If you haven’t started preparing, you are going to have a difficult time getting the things you’ll need to stock up on. Prices are going up in the aftermath of fiat currency created by the central bankster criminals, and the shortages are only just in the beginning stages. The mainstream media says we should “get used to it.”
According to the Seattle Times, delays, product shortages and rising costs continue to bedevil businesses large and small. And consumers are confronted with an experience once rare in modern times: no stock available, and no idea when it will come in.
In the face of an enduring shortage of computer chips, Toyota this month announced that it would slash its global production of cars by 40%. Factories around the world are limiting operations — despite powerful demand for their wares — because they cannot buy metal parts, plastics, and other raw materials. Construction companies are paying more for paint, lumber, and hardware while waiting weeks and sometimes months to receive what they need. –Seattle Times
“There is a genuine uncertainty here,” said Adam S. Posen, a former member of the Bank of England’s (so a banking cartel member) monetary policy committee and now the president of the Peterson Institute for International Economics in Washington. Normalcy might be “another year or two” away, he added. Considering this is a central banker making these comments, we should take this as a threat. They are not out to help anyone.
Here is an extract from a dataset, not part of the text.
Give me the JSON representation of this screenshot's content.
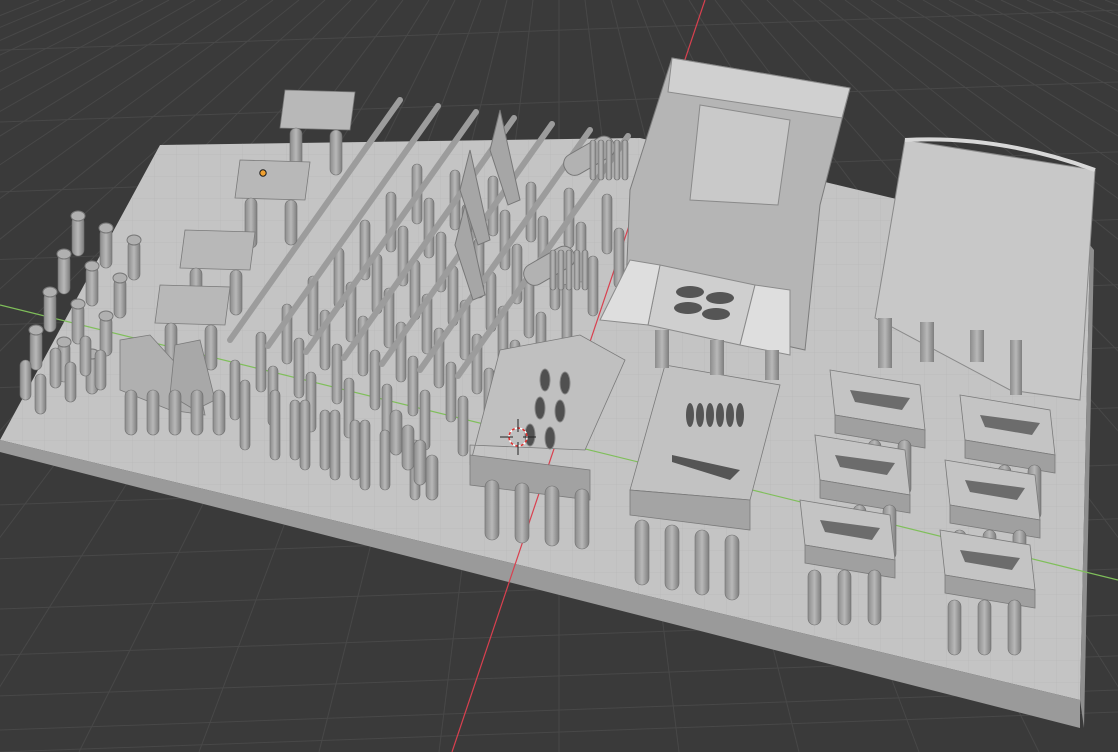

Global shipping prices spiked beginning back in March of this year, and as many goods became scarce, the finite economic law of supply and demand took hold. There are more fiat dollars chasing fewer goods. It isn’t difficult to figure out what happened. Consumers in the United States and other wealthy countries had taken pandemic lockdowns as the impetus to add gaming consoles and exercise bikes to their homes, swamping the shipping industry with cargo, and exhausting the supplies of many components. After a few months, many assumed, factories would catch up with demand, and ships would work through the backlog.
Obviously, that isn’t going to happen.
“There is no end in sight,” said Alan Holland, chief executive of Keelvar, a company based in Cork, Ireland, that makes software used to manage supply chains. “Everybody should be assuming we are going to have an extended period of disruptions.”
Prepare and keep preparing. Prices will not go down and the supply chains will remain destroyed for the foreseeable future. It won’t take much at this point to have empty grocery stores across this entire country.